= Annales Romani =

The Annales Romani are a set of annals covering the history of the city of Rome in the 11th–12th centuries, with entries for the years 1044–1073, 1100–1121 and 1182–1187. The earlier periods correspond to the periods of the Gregorian Reform and the Investiture Controversy, and the Annales thus form an important source on those events. David Whitton remarks that "no historian of eleventh and early twelfth century Rome or of the Reform Papacy can advance very far in his studies without giving attention to the Annales Romani." The Annales are rich in detail, although their reliability has been questioned. Only Bonizo of Sutri's Liber ad amicum is comparable for the history of the city in this period. According to Mary Stroll, they are sometimes melodramatic and typically "riddled with errors", but "one can still glean valuable information" from them.

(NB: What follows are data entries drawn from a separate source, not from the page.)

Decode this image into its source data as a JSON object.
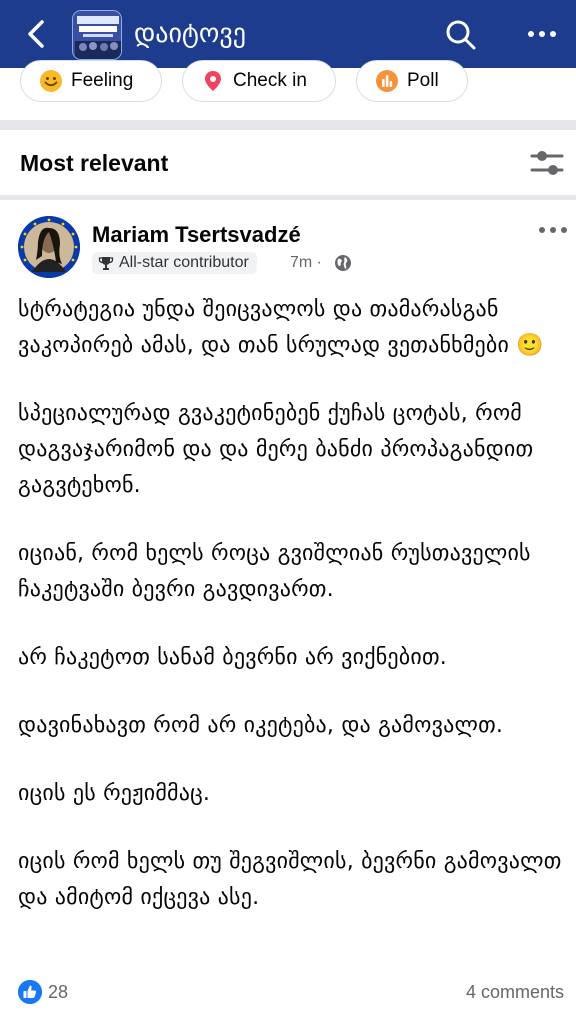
{
  "header": {
    "title": "დაიტოვე",
    "back_icon": "chevron-left-icon",
    "search_icon": "search-icon",
    "more_icon": "more-horizontal-icon",
    "bar_color": "#1d3c8e"
  },
  "composer_chips": [
    {
      "label": "Feeling",
      "icon": "smiley-icon",
      "color": "#f7b928"
    },
    {
      "label": "Check in",
      "icon": "location-pin-icon",
      "color": "#f3425f"
    },
    {
      "label": "Poll",
      "icon": "poll-icon",
      "color": "#f7923b"
    }
  ],
  "sort": {
    "label": "Most relevant",
    "filter_icon": "sliders-icon"
  },
  "post": {
    "author": "Mariam Tsertsvadzé",
    "badge": "All-star contributor",
    "badge_icon": "trophy-icon",
    "time": "7m ·",
    "privacy_icon": "globe-icon",
    "paragraphs": [
      "სტრატეგია უნდა შეიცვალოს და თამარასგან ვაკოპირებ ამას, და თან სრულად ვეთანხმები 🙂",
      "სპეციალურად გვაკეტინებენ ქუჩას ცოტას, რომ დაგვაჯარიმონ და და მერე ბანძი პროპაგანდით გაგვტეხონ.",
      "იციან, რომ ხელს როცა გვიშლიან რუსთაველის ჩაკეტვაში ბევრი გავდივართ.",
      "არ ჩაკეტოთ სანამ ბევრნი არ ვიქნებით.",
      "დავინახავთ რომ არ იკეტება, და გამოვალთ.",
      "იცის ეს რეჟიმმაც.",
      "იცის რომ ხელს თუ შეგვიშლის, ბევრნი გამოვალთ და ამიტომ იქცევა ასე."
    ],
    "likes": "28",
    "like_color": "#1877f2",
    "comments": "4 comments"
  }
}
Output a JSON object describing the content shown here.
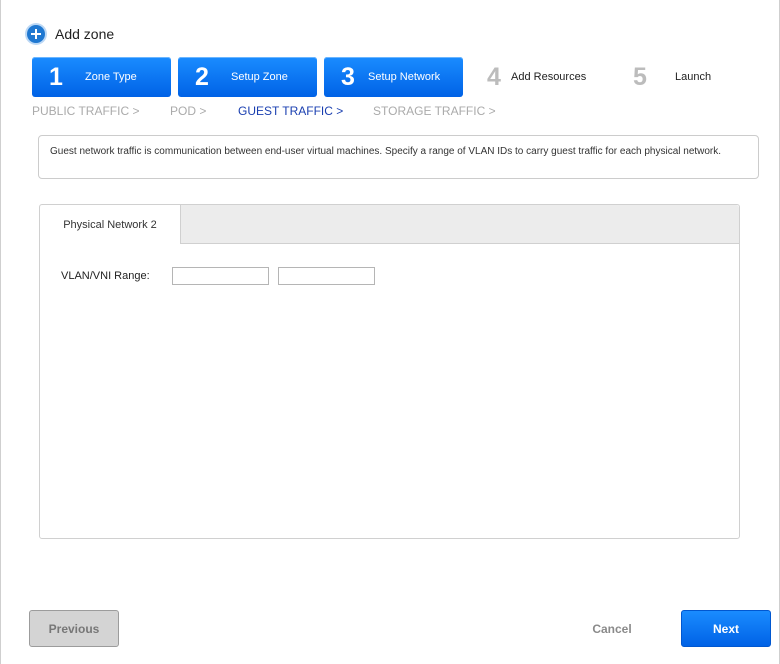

Louis Duchesne argued that the surviving annals are fragments of a once continuous narrative. Ludwig Bethmann believed that the 1044–1073 series was originally a separate piece of pro-imperial and pro-Guibert propaganda.

==Editions==
- "Annales Romani", in Georg Pertz, ed., Monumenta Germaniae Historica, Scriptores (Hanover, 1844), 5, pp. 468–480.
- "Annales Romani", in Louis Duchesne, ed., Le Liber Pontificalis (Paris, 1955), II, pp. 331–50.